The Random Community Generator 

February 24, 2014

by Matthew Gioia

 

The Random Community Generator is an interactive project designed to generate a random community of 15 people who, by either purchasing or bartering for one of the pieces in the series, agree to become acquainted with the owners of the paintings which come before and after theirs in the series. The series is itself a “community” of 15 visceral and boldly colored 18x26 oil paintings.

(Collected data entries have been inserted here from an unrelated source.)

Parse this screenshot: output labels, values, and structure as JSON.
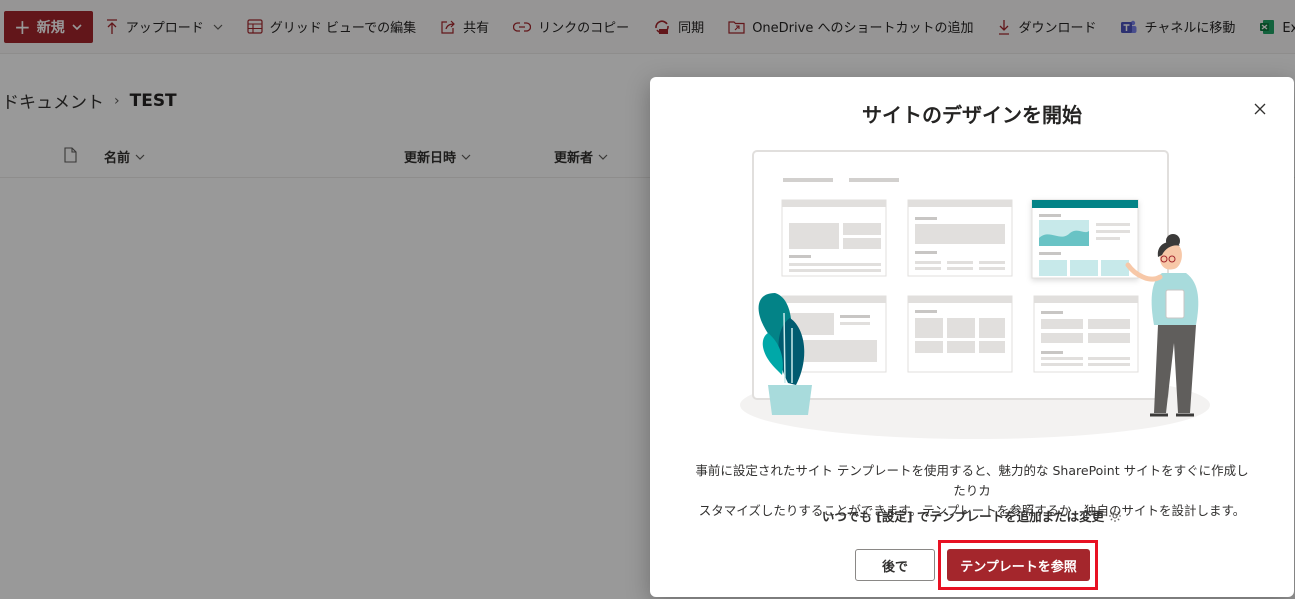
{
  "toolbar": {
    "new_label": "新規",
    "items": [
      {
        "label": "アップロード",
        "icon": "upload-icon"
      },
      {
        "label": "グリッド ビューでの編集",
        "icon": "grid-icon"
      },
      {
        "label": "共有",
        "icon": "share-icon"
      },
      {
        "label": "リンクのコピー",
        "icon": "link-icon"
      },
      {
        "label": "同期",
        "icon": "sync-icon"
      },
      {
        "label": "OneDrive へのショートカットの追加",
        "icon": "shortcut-icon"
      },
      {
        "label": "ダウンロード",
        "icon": "download-icon"
      },
      {
        "label": "チャネルに移動",
        "icon": "teams-icon"
      },
      {
        "label": "Excel にエクスポート",
        "icon": "excel-icon"
      }
    ]
  },
  "breadcrumb": {
    "root": "ドキュメント",
    "current": "TEST"
  },
  "columns": {
    "name": "名前",
    "modified": "更新日時",
    "modified_by": "更新者"
  },
  "dialog": {
    "title": "サイトのデザインを開始",
    "description_line1": "事前に設定されたサイト テンプレートを使用すると、魅力的な SharePoint サイトをすぐに作成したりカ",
    "description_line2": "スタマイズしたりすることができます。テンプレートを参照するか、独自のサイトを設計します。",
    "settings_hint": "いつでも [設定] でテンプレートを追加または変更",
    "later_label": "後で",
    "browse_label": "テンプレートを参照"
  },
  "colors": {
    "brand": "#a4262c",
    "teal": "#038387",
    "highlight": "#e81123"
  }
}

Energetic and defiantly opaque, the paintings contain aggressive elements which thrust themselves off the painted surface, longing for release into the third dimension.  Discreet rivers and pockets of luminous color saturate the canvas beneath criss-crossing paths of uncertain trajectory.  Yet despite their apparent abstraction, there is a creeping sense that the paintings are actually a concrete rendering of the vertiginous tumult of impulse, image, and ancient emotion that swirls just below the more or less ordered surface of human consciousness; the tumult which divides the world from our knowledge of it.  Produced as one massive painting by hanging 15 canvases in a tight row and applying elements in a sequential manner from beginning to end, the series expresses varying degrees of chance and manipulation which interplay within each piece as well as throughout the collective whole.  Thus, the paintings are separate yet inextricably linked by elements which move ecstatically across multiple canvases.  Taken as a whole, the project is a map of a mind, which is - in the first and the last instance - communal, complex and messy, organized by the logic of dreams.  

 

The interactive component of the series is laid out as a social and interpersonal experiment designed to facilitate an examination of the perception of separateness and identity. First, the project asks, “can a randomly generated or accidental community be as meaningful - or even more meaningful than a community based on occupation, convenience, interest, or faith?" And then the Community Generating begins dealing in ideas, and tips into abstraction.  By challenging our stagnant definitions of community, the project asks us to look at the division between our private and public life, between the kind of community we would most like to be a part of and the kind of community we actually create, and between the people we are, the people we think we are, and the people other people think we are.  Indeed, the Random Community Generator, by its process of creation as much as by its experimental distribution plan, generates profound questions: is there any such thing as a distinct individual? What comprises a person? How do people overlap, echo, mirror, and create each other, consciously and otherwise?  The paintings will disband, but could it ever be possible to really know any one of them without knowing the others?